The Pakistan Stock Exchange (PSX) suffered a severe downturn on Wednesday as investors reacted to India’s overnight military strikes on nine terror-linked sites in Pakistan and Pakistan-occupied Kashmir (PoK) under Operation Sindoor. The Karachi-100 index nosedived 6,272 points (5.5%) in early trading, hitting a low of 107,296.64, compared to Tuesday’s closing level of 113,568.51.
Market Turmoil Following India’s Precision Strikes
The sharp decline in Pakistan’s stock market comes in the wake of India’s coordinated military operation, which targeted terror infrastructure linked to groups such as Lashkar-e-Taiba (LeT), Jaish-e-Mohammed (JeM), and Hizbul Mujahideen (HM).
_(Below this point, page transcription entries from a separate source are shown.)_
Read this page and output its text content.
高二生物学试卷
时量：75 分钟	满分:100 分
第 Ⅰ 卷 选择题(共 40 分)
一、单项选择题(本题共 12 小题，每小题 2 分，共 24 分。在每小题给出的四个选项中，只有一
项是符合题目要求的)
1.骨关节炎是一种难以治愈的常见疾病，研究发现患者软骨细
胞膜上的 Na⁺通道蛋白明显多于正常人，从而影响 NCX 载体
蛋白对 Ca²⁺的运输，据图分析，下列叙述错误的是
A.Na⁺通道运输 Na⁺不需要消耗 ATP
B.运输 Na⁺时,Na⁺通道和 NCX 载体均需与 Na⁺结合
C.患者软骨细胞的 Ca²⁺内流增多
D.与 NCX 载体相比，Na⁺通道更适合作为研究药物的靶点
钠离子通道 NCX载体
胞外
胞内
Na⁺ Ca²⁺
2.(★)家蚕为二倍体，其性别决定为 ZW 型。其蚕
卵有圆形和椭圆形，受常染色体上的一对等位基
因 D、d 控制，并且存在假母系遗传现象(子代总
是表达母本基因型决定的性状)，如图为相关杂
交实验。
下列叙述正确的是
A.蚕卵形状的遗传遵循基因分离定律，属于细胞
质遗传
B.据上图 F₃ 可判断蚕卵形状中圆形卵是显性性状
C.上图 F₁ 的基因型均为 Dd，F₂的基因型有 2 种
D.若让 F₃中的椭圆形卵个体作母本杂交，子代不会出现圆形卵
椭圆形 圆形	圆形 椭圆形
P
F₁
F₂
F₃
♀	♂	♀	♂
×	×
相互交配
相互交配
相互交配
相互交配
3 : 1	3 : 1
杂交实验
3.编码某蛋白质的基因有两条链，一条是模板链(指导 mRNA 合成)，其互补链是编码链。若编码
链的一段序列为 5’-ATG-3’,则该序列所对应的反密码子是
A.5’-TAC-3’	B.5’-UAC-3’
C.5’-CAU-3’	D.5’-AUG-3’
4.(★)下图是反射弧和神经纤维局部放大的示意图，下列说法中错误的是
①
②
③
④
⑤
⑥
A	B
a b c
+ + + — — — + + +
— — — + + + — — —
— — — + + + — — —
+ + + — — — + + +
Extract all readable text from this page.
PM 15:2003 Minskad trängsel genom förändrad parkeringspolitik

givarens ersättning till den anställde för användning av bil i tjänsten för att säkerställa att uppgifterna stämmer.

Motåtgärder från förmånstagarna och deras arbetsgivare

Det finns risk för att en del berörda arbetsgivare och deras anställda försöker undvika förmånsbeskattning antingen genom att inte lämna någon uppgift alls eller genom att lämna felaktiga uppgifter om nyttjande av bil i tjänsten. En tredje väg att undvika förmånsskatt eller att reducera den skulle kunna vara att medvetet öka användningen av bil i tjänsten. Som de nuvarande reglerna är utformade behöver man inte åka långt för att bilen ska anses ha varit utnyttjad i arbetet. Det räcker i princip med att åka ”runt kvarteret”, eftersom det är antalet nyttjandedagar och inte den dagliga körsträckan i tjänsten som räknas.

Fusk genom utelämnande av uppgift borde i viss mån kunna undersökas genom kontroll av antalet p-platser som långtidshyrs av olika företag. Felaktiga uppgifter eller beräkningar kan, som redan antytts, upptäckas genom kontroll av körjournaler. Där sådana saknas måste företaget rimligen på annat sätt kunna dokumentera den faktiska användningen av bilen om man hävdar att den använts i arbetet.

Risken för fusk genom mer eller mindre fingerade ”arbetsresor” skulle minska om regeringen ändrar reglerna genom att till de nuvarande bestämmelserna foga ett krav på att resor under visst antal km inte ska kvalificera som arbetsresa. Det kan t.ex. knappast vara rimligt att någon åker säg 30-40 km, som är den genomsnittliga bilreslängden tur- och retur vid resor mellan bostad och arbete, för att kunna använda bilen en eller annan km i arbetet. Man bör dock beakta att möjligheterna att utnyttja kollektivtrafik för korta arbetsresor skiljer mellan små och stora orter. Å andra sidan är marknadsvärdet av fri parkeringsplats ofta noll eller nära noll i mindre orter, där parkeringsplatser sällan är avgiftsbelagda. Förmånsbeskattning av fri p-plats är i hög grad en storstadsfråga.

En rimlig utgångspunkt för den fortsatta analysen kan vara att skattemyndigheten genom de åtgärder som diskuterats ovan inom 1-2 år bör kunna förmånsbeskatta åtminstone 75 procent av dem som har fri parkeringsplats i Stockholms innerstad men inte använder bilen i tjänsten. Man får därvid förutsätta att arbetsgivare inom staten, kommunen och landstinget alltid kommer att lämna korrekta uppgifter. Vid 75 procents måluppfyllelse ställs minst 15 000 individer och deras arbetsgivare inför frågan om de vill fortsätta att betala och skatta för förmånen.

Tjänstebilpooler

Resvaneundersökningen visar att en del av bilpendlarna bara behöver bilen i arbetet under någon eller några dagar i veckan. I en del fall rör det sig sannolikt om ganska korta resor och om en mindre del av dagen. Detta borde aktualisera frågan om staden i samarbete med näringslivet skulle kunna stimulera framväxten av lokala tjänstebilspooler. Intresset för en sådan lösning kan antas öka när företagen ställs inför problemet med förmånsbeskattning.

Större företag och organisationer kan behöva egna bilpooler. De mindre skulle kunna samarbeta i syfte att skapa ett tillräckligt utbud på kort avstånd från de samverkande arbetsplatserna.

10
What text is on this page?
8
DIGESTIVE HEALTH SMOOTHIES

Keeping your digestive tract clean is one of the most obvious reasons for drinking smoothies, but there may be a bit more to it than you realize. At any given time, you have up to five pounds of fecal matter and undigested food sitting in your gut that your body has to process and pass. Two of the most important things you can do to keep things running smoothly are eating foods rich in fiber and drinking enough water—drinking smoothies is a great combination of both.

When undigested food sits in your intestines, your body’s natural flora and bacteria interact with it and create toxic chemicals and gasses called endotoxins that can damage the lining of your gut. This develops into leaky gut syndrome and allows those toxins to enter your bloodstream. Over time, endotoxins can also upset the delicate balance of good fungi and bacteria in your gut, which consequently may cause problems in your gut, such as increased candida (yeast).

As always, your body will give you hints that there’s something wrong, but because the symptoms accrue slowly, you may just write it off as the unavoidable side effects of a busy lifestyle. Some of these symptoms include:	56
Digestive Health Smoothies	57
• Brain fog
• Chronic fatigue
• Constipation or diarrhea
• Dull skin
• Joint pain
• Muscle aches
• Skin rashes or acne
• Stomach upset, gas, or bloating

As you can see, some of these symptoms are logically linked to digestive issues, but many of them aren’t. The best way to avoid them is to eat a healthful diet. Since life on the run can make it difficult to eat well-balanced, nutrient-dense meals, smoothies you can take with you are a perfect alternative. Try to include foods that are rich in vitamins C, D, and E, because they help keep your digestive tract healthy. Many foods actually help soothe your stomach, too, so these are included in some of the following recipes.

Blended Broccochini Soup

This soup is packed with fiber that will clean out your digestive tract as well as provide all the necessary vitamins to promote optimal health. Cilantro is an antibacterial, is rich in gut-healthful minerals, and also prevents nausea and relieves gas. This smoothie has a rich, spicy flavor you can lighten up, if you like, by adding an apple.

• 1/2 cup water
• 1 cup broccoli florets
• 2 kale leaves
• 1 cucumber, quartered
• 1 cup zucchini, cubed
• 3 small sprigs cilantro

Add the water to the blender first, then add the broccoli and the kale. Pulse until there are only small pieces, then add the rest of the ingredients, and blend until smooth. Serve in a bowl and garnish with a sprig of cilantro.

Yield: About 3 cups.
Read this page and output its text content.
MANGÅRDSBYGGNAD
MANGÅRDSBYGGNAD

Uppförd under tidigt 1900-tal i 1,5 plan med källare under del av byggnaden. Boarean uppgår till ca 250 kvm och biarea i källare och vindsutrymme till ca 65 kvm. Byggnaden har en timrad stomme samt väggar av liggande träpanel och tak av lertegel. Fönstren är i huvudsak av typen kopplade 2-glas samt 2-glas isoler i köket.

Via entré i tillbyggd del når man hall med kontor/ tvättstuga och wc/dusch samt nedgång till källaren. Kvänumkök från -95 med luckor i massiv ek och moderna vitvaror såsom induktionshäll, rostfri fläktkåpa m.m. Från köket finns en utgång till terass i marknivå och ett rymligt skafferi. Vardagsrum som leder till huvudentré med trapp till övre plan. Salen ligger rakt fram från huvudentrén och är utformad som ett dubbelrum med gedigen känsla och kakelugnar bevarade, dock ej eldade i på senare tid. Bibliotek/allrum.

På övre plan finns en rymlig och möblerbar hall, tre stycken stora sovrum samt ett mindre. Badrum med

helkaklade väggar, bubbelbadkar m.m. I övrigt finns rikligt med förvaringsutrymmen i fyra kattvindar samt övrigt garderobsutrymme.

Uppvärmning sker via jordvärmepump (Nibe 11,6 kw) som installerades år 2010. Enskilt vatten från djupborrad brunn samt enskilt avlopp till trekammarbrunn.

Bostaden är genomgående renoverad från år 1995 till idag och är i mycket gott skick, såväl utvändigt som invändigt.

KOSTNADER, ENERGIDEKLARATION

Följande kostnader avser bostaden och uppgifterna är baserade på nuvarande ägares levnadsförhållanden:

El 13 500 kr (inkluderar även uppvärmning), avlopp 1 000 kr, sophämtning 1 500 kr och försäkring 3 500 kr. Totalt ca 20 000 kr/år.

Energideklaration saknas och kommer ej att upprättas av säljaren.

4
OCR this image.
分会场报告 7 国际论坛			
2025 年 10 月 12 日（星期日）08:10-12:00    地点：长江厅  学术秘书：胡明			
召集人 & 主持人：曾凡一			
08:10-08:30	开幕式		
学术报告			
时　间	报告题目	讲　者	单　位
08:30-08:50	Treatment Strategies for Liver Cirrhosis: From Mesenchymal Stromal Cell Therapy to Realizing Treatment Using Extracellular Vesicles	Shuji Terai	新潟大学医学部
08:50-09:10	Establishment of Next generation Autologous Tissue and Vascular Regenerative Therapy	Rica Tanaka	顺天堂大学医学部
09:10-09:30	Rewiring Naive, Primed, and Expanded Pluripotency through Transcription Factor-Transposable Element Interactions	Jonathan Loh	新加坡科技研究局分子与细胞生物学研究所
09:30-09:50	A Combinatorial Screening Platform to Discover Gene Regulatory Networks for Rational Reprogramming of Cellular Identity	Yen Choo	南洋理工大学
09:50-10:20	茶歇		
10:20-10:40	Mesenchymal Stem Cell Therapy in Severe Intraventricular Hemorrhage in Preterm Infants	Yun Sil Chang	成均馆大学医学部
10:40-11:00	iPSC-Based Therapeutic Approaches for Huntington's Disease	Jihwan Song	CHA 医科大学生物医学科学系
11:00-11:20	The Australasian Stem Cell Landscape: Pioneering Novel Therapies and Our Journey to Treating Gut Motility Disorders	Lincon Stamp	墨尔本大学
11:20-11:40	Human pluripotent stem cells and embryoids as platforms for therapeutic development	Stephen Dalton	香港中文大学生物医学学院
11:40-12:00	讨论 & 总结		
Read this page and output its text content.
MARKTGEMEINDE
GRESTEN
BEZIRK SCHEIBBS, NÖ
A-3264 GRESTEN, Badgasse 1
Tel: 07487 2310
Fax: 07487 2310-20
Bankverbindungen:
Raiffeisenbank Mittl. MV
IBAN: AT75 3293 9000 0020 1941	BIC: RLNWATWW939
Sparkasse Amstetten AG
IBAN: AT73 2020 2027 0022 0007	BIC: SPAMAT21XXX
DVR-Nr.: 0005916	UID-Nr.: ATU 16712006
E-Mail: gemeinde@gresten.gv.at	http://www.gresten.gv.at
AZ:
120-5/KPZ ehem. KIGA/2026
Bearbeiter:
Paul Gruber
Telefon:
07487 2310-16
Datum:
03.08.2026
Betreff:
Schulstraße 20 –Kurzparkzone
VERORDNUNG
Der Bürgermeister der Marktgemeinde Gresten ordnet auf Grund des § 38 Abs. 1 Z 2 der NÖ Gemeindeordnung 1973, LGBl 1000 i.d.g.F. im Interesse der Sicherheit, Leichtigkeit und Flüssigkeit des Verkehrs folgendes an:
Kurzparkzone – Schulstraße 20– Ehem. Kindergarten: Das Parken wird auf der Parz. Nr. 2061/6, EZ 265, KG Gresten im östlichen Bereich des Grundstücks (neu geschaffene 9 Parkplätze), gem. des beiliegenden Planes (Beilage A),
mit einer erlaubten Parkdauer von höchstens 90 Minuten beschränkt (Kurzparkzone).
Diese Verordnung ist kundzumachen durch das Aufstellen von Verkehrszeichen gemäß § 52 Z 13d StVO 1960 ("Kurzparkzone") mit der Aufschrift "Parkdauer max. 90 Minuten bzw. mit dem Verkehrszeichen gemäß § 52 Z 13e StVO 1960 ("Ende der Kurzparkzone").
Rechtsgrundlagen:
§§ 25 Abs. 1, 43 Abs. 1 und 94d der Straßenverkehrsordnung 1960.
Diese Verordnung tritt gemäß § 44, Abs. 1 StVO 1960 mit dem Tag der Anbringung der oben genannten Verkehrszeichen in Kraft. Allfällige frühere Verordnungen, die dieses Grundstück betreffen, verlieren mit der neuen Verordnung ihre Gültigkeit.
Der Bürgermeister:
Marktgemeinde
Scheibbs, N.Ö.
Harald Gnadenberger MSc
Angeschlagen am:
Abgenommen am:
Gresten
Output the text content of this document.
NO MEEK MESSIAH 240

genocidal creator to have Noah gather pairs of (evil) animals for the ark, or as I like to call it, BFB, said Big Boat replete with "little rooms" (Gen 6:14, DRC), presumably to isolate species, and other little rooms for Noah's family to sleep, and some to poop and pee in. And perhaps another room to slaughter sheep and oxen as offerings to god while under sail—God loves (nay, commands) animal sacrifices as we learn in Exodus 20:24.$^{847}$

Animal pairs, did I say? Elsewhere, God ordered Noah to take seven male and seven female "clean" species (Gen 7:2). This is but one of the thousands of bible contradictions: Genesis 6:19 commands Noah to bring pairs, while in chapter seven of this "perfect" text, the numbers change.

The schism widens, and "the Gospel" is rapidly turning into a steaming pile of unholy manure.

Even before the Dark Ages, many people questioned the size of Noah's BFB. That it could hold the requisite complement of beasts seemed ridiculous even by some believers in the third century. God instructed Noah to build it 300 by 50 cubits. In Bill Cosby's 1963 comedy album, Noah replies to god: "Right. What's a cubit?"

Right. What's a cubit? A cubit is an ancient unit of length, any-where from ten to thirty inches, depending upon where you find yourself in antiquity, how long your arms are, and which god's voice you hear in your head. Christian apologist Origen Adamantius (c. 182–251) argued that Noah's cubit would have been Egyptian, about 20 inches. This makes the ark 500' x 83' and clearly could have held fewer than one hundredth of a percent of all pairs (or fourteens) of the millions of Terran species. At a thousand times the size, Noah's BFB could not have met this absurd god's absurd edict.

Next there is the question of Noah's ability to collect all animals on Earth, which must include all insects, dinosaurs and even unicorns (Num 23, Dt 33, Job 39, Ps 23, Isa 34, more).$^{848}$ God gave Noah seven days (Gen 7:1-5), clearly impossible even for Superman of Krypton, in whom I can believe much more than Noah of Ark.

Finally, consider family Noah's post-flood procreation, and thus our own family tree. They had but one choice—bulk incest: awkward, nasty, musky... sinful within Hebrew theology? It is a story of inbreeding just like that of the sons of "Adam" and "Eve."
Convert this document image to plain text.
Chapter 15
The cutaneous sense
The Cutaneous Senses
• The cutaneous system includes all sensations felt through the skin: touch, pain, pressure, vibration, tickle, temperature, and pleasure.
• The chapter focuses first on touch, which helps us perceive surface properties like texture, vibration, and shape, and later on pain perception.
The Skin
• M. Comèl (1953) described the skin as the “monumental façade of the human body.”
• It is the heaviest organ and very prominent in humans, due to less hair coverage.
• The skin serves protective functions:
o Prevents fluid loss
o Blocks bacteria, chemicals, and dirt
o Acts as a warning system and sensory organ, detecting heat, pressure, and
The strikes, conducted by the Indian Army, Navy, and Air Force, were aimed at eliminating terror hubs responsible for the April 22 Pahalgam attack, which claimed 26 lives.
Investor Panic and Economic Uncertainty
Since the Pahalgam terror attack, the KSE-100 index has shed 3.7%, reflecting growing investor anxiety. In contrast, India’s Sensex index has gained 1.5%, signaling confidence in the country’s economic stability. Analysts suggest that Pakistan’s economic vulnerability has been exacerbated by geopolitical tensions, leading to massive sell-offs in the stock market.
Global Reactions and Economic Fallout
International investors are closely monitoring the situation, with concerns over Pakistan’s fiscal stability and foreign investment prospects. A senior financial analyst in Karachi remarked, “The market reaction underscores the fragility of Pakistan’s economy amid rising geopolitical tensions. Investors are pulling out funds, fearing further escalation.”